Over the years, my wife and I have probably listened to Mark Lanegan’s solo albums together more than any other band or artist. With his songs as accompaniment, we often enjoy an evening drink while listening to his music. In May 2020, Lanegan’s twelfth and final solo album, ‘Straight Songs of Sorrow,’ came out. It was written as a companion to his autobiography, "Sing Backwards & Weep," which Anthony Bourdain convinced him to write. The album quickly became our soundtrack to the stressful, anxious times during the Covid-19 pandemic lockdown. With much of our city closed, my wife and I would pour a few drinks into a water bottle, pack a Bluetooth speaker, and ride our bikes to the river. Sitting on a dock with the skyline in front of us, the hum of summer evening traffic from the bridge above, we would listen repeatedly to ‘Straight Songs of Sorrow.’ While its songs played, we had many deep conversations as we watched the sunset and the city lights reflect and dance across the river surface.
After hearing the report of Mark’s death, it was my wife whom I immediately texted to share the sad news. Despite not personally knowing him, we both felt an enormous sense of grief and loss. Lanegan’s songs are now intrinsically woven into the fabric of our relationship, and I am thankful that his music and voice will forever be part of us.

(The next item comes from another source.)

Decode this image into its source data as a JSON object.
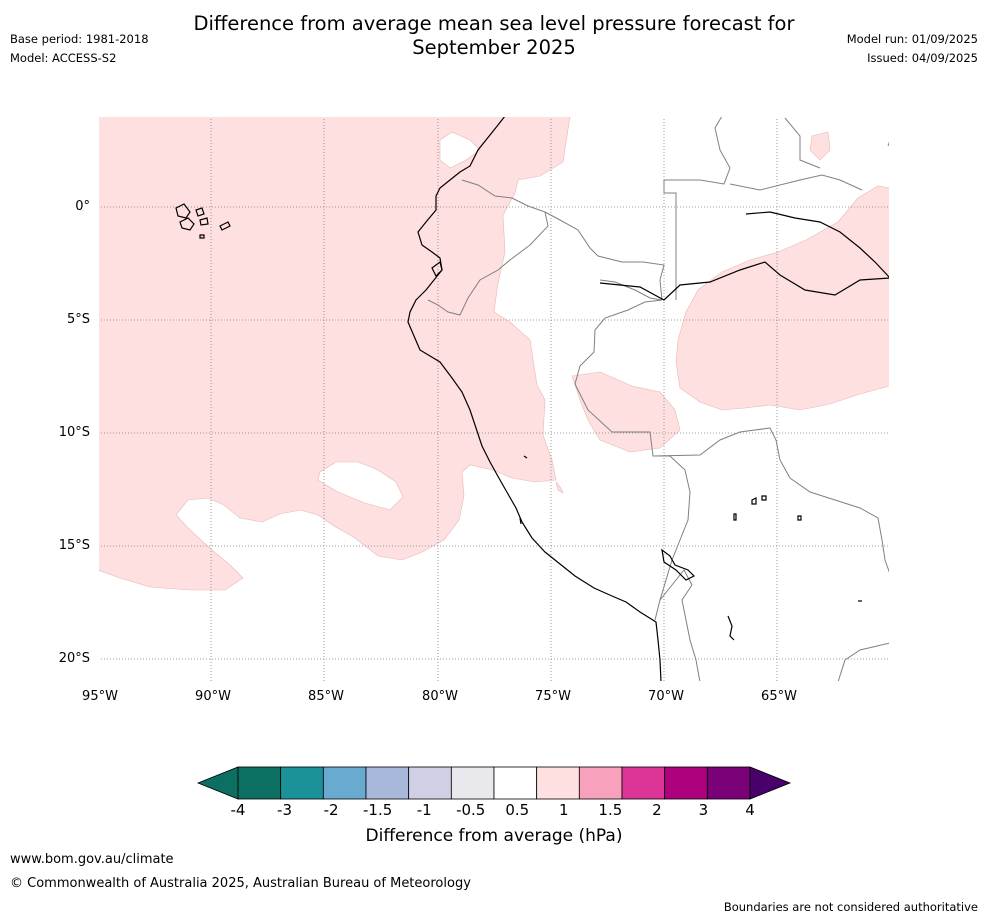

There is a myth that when somebody dies, their souls become stars. Since his death, when I look into the night sky and see the stars, I think of “Dark Mark” and can hear him sing…
The sun bleeds in monochrome
Sirens in the air
Through misery and ritual
A newborn star appears
I'm with ya. Screaming Trees did the greatest rock show I ever saw, around 1993, in my hometown of Cleveland, OH.
Mark was the towering, slightly bemused ringmaster on that occasion; presiding over a raucous, 3/4- packed house and various wild side goings-on that night. That Voice was in full effect, tho'; stunning us into silence in more than one moment, the ache of it in "Dollar Bill" (which was getting a lil bit of radio
play at the time) palpable. I've never forgotten it or him, and never will.